I didn’t write it. My unconscious did, with a little help from my soul. The story contained ALL the prompts from that day.
Take off the straitjacket and let your self emerge.
4 comments:
"But how many HIT me, hurt me, entered me, changed me, made my universe shimmer as if something came from nowhere and became a part of me?"
If you are only interested in such a specific kind of story, surely that's bound to limit the percentage that you find memorable?
What about stories that amuse, tease, fascinate, confound, or generate any other kind of aesthetic response. Don't they count? Why be so prescriptive?
My point is that the vast majority of published short stories are transient, trivial.
Why the hell would I want to be faintly "amused" or "teased a little"?
I think shorts should be a lot more.
If I read a poem I don't want to think, "Cute! Neat!" I want it to MATTER to me.
Ditto short stories.
And PS, this is not just me. If I ask at writers conferences or in Boot Camp, or authors that I meet it's quite a shock to discover how few stories REALLY mattered to them (and that they can remember)
I don't read for "entertainment", I read to understand something about being alive.

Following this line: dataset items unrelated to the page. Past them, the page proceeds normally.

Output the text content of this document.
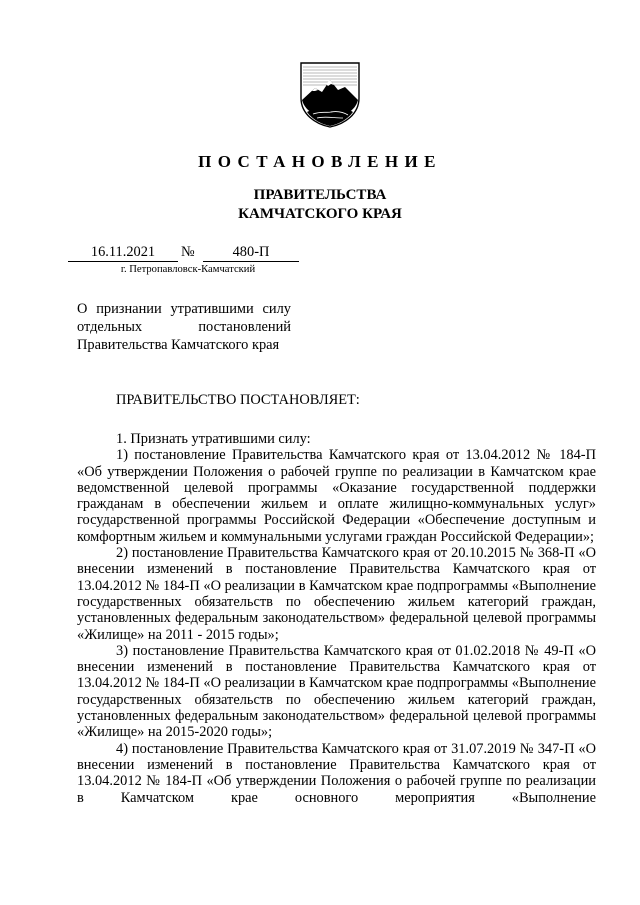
ПОСТАНОВЛЕНИЕ
ПРАВИТЕЛЬСТВА
КАМЧАТСКОГО КРАЯ
16.11.2021	№	480-П
г. Петропавловск-Камчатский
О признании утратившими силу
отдельных постановлений
Правительства Камчатского края

ПРАВИТЕЛЬСТВО ПОСТАНОВЛЯЕТ:

1. Признать утратившими силу:

1) постановление Правительства Камчатского края от 13.04.2012 № 184-П «Об утверждении Положения о рабочей группе по реализации в Камчатском крае ведомственной целевой программы «Оказание государственной поддержки гражданам в обеспечении жильем и оплате жилищно-коммунальных услуг» государственной программы Российской Федерации «Обеспечение доступным и комфортным жильем и коммунальными услугами граждан Российской Федерации»;

2) постановление Правительства Камчатского края от 20.10.2015 № 368-П «О внесении изменений в постановление Правительства Камчатского края от 13.04.2012 № 184-П «О реализации в Камчатском крае подпрограммы «Выполнение государственных обязательств по обеспечению жильем категорий граждан, установленных федеральным законодательством» федеральной целевой программы «Жилище» на 2011 - 2015 годы»;

3) постановление Правительства Камчатского края от 01.02.2018 № 49-П «О внесении изменений в постановление Правительства Камчатского края от 13.04.2012 № 184-П «О реализации в Камчатском крае подпрограммы «Выполнение государственных обязательств по обеспечению жильем категорий граждан, установленных федеральным законодательством» федеральной целевой программы «Жилище» на 2015-2020 годы»;

4) постановление Правительства Камчатского края от 31.07.2019 № 347-П «О внесении изменений в постановление Правительства Камчатского края от 13.04.2012 № 184-П «Об утверждении Положения о рабочей группе по реализации в Камчатском крае основного мероприятия «Выполнение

It might be that you could apply the word "entertainment" to my experience, but it's a poor word.
I don't get "amuse me"
I don't get "fascinate me" (what dopes that MEAN?)
I don't get "tease me". I don't want to read some author flashing his intellect, showing his cleverness.
I don't get "confound me". WHY would you want to confound me? Why would I want to be confounded? I want understanding, a truth approached. What exactly would be the purpose of this "confounding"?
What other kinds of "aesthetic responses"?
alx
"Transient" and "trivial" in your terms, I guess. If you only like lemon sherberts, every sweetshop will be a dissapointment.
Explain how an "amusement" or a tease can be anything other than transient.
Sweet Shops in toto are a disappointment.